Use of Oral Corticosteroids in Addition to Oral Isotretinoin

  • If an acne flare (acute significant worsening of acne) occurs after starting oral isotretinoin, consider adding a course of oral prednisolone.
  • When a person with acne fulminans is started on oral isotretinoin, consider adding a course of oral prednisolone to prevent an acne flare.

Treatment Options for People with Polycystic Ovary Syndrome

  • For people with polycystic ovary syndrome and acne:
    • treat their acne using a first-line treatment option (see the first recommendation in the section First-line Treatment Options and Table 1)
    • if the chosen first-line treatment is not effective, consider adding ethinylestradiol with cyproterone acetate (co-cyprindiol) or an alternative combined oral contraceptive pill to their treatment
    • for those using co-cyprindiol, review at 6 months and discuss continuation or alternative treatment options.
  • Consider referring people with acne and polycystic ovary syndrome with additional features of hyperandrogenism to an appropriate specialist (for example, a reproductive endocrinologist).
For recommendations on physical treatments and use of intralesional corticosteroids, refer to the full guideline.

Relapse

  • If acne responds adequately to a course of an appropriate first-line treatment (see the section First-line Treatment Options and Table 1) but then relapses, consider either:
    • another 12-week course of the same treatment, or
    • an alternative 12-week treatment (see Table 1).
  • If acne relapses after an adequate response to oral isotretinoin and is currently mild to moderate, offer an appropriate treatment option (see Table 1).
  • If acne relapses after an adequate response to oral isotretinoin and is currently moderate to severe, offer either:
    • a 12-week course of an appropriate treatment option (see Table 1), or
    • re-referral, if the person is no longer under the care of the consultant dermatologist-led team or the nationally accredited GPwER working within a consultant dermatologist-agreed pathway.
  • If acne relapses after a second course of oral isotretinoin and is currently moderate to severe, further care should be decided by the consultant dermatologist-led team or the nationally accredited GPwER working within a consultant dermatologist-agreed pathway.
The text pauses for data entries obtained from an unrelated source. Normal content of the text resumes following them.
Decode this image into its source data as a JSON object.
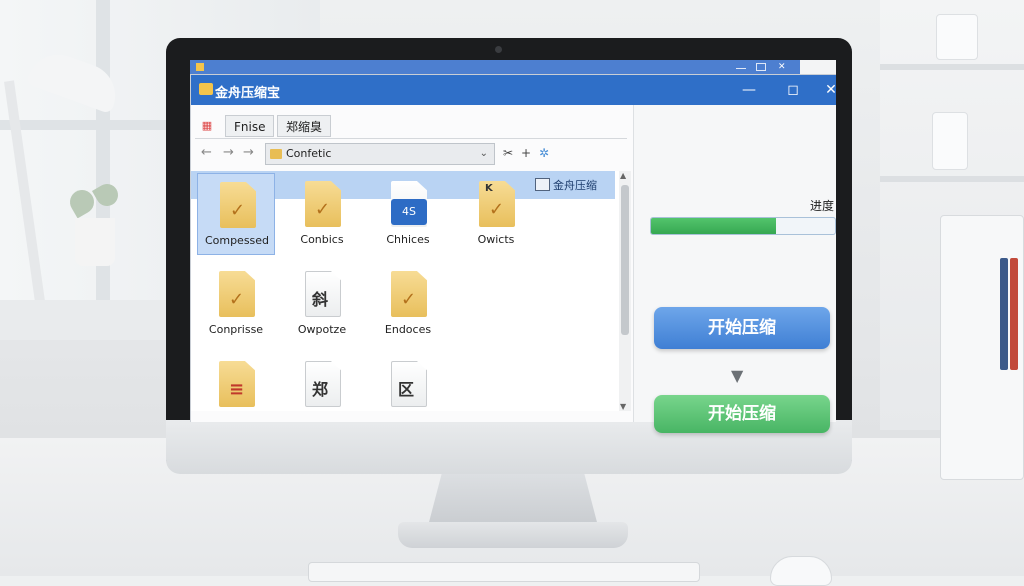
{
  "app": {
    "title": "金舟压缩宝"
  },
  "titlebar": {
    "minimize": "—",
    "maximize": "◻",
    "close": "✕"
  },
  "tabs": [
    {
      "label": "Fnise"
    },
    {
      "label": "郑缩臭"
    }
  ],
  "address": {
    "path": "Confetic",
    "back": "←",
    "forward": "→",
    "up": "→"
  },
  "selection_strip": {
    "label": "金舟压缩"
  },
  "files": [
    {
      "label": "Compessed",
      "icon": "folder-zip-icon"
    },
    {
      "label": "Conbics",
      "icon": "folder-zip-icon"
    },
    {
      "label": "Chhices",
      "icon": "archive-badge-icon",
      "badge": "4S"
    },
    {
      "label": "Owicts",
      "icon": "folder-zip-icon",
      "badge": "K"
    },
    {
      "label": "Conprisse",
      "icon": "folder-zip-icon"
    },
    {
      "label": "Owpotze",
      "icon": "document-icon",
      "glyph": "斜"
    },
    {
      "label": "Endoces",
      "icon": "folder-zip-icon"
    },
    {
      "label": "",
      "icon": "folder-zip-icon"
    },
    {
      "label": "",
      "icon": "document-icon",
      "glyph": "郑"
    },
    {
      "label": "",
      "icon": "document-icon",
      "glyph": "区"
    }
  ],
  "progress": {
    "label": "进度",
    "value": 0.68
  },
  "buttons": {
    "start_blue": "开始压缩",
    "start_green": "开始压缩"
  },
  "colors": {
    "titlebar": "#2f6fc8",
    "progress": "#3fb15a",
    "btn_blue": "#4f8ddc",
    "btn_green": "#55bd6e"
  }
}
If the person is no longer under their care, offer re-referral.

Maintenance

  • Encourage continued appropriate skin care (see the section Skin Care Advice).
  • Explain to the person with acne that, after completion of treatment, maintenance treatment is not always necessary.
  • Consider maintenance treatment in people with a history of frequent relapse after treatment.
  • Consider a fixed combination of topical adapalene and topical benzoyl peroxide as maintenance treatment for acne. If this is not tolerated, or if 1 component of the combination is contraindicated, consider topical monotherapy with adapalene, azelaic acid, or benzoyl peroxide (see also the recommendation on starting topical treatment in the section Factors to Take Into Account When Choosing a Treatment Option).
  • Review maintenance treatments for acne after 12 weeks to decide if they should continue. 

Management of Acne-related Scarring

  • If a person has acne-related scarring, discuss their concerns and provide information in a way that suits their needs. Topics to cover include:
    • possible reasons for their scars
    • treatment of ongoing acne to help prevent further scarring (see the section First-line Treatment Options and the first recommendation in the section Oral Isotretinoin Treatment)
    • possible treatment options for acne-related scarring
    • the way their acne scars may change over time
    • psychological distress.
  • If a person’s acne-related scarring is severe and persists a year after their acne has cleared:
    • refer the person to a consultant dermatologist-led team with expertise in scarring management.

For a recommendation on CO2 laser treatment and glycolic acid peel, refer to the full guideline.